Four Years On, Do You Have Consent?

Joanne Staphnill
Surgeons - Medical Professionals - Private Clinics -
10th May 2019
3 mins read

Obtaining valid patient consent is one of the most fundamental pre-operative responsibilities of surgeons. In 2015 there was an important development in the UK case law – the now well-known Montgomery decision – which resulted in a sharp increase in claims against healthcare professionals generally arising from the consenting process.

Since then we have been carefully monitoring legal and practical developments and gathering real-life case studies from Incision members and other specialist surgeons. Understanding the current legal landscape and the practical challenges will help surgeons keep their processes updated to promote good practice in obtaining consent. In turn, this should help prevent unnecessary claims or regulatory proceedings from arising in the first place and, provided it is properly documented, will make it easier to defend any claims that do arise. 

As part of our commitment to protecting Incision members in a holistic way, together with DWF we have produced a short series of four guidance notes.

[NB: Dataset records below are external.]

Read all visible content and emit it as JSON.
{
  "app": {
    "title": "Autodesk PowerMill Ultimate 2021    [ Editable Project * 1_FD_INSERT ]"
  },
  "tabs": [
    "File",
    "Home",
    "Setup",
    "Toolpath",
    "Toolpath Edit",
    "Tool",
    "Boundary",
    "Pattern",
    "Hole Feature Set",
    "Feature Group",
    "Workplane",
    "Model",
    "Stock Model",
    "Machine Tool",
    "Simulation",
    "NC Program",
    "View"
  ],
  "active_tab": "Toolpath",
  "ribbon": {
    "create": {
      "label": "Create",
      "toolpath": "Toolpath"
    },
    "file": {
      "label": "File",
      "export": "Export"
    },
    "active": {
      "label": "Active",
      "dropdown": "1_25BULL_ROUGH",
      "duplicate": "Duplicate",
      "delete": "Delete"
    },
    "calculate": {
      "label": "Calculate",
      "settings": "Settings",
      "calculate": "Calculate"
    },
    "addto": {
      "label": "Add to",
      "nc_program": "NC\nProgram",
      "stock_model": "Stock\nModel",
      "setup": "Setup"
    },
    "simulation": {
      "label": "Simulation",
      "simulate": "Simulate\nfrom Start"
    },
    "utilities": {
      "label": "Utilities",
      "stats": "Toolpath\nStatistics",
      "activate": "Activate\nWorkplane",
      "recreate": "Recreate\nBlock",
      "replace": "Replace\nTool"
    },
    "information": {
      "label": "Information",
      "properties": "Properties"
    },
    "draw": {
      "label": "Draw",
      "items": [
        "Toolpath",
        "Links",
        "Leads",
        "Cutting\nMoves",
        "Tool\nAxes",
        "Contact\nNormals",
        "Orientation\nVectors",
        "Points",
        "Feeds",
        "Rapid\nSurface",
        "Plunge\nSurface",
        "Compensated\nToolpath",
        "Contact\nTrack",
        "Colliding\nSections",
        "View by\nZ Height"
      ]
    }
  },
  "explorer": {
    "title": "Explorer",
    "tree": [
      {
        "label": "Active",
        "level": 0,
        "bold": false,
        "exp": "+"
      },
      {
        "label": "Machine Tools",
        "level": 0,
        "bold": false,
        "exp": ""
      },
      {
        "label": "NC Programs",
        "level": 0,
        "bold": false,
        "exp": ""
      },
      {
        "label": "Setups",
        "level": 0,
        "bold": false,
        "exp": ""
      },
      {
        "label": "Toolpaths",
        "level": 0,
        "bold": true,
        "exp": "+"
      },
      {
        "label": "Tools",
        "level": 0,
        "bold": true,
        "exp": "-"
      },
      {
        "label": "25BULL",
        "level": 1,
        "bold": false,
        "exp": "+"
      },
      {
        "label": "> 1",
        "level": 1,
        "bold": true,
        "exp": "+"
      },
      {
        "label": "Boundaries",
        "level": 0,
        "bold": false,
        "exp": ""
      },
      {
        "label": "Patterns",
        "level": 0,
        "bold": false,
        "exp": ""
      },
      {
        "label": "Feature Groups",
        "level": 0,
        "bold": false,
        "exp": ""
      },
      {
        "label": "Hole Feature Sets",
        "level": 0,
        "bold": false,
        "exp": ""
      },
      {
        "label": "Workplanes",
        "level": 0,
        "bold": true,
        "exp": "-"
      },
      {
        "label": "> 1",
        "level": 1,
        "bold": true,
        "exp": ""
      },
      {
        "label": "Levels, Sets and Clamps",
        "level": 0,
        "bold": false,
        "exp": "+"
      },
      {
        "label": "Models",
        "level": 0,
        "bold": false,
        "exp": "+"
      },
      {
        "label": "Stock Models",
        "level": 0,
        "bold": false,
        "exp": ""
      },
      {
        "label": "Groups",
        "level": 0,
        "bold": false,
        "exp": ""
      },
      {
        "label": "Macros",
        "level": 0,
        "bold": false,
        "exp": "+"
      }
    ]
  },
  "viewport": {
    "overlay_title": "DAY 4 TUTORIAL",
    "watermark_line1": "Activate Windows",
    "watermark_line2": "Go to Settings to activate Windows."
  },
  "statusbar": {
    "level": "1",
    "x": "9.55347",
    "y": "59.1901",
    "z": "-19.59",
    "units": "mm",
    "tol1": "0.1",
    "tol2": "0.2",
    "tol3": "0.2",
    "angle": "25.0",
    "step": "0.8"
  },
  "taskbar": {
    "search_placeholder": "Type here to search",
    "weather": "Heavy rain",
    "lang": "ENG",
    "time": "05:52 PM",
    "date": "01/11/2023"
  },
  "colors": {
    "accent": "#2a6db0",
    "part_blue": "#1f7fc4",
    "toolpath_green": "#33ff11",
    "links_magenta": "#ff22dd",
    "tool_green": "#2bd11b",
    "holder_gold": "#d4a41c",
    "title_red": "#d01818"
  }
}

They are intended to help busy Incision members by:

  • Providing a recap and refresher on ‘where we have got to’ in legal terms over the past few years;
  • Providing an in-depth reminder of the practical challenges that the legal developments have thrown up, with suggestions of how those challenges can be met;
  • Providing ‘food for thought’ suggestions to help surgeons optimise any standard or template forms they may already use to support the process of good consent-taking, in the form of example outline documents;
  • Providing information about real-life situations faced by Incision members and other specialist surgeons to illustrate the potential pitfalls and how to avoid them.

We think that this series is worthwhile even now, nearly four years after Montgomery was decided.  We still regularly come across current examples of surgeons misunderstanding their obligations. We and DWF have assisted in recent cases where the surgeon simply omitted to warn of or consent for certain risks because they ‘didn’t want to worry the patient’, or thought that a risk was ‘pretty unlikely’ to manifest. All these matters required notification to the insurers, and some required fee refunds or compensation payments to resolve them, because the surgeons mistakenly used an approach to consent that is no longer legally acceptable.

After reading these guidance notes, Incision members should have a better understanding of:

  • Why a ‘one size fits all’ approach to consent is now risky;
    Why, in terms of valid consent, the patient must be able to decide when the surgery takes place as well as simply whether it goes ahead;
  • Why consent has to be a process rather than an event;
    Why the consenting process has to be recorded in writing;
  • How the ‘patient pathway’ and the amount of control the surgeon has over the early stages of the patient consent process can affect the validity of the purported consent;
  • How to design an optimal medical and social history questionnaire;
  • How to design optimal documents for use in patient consultations.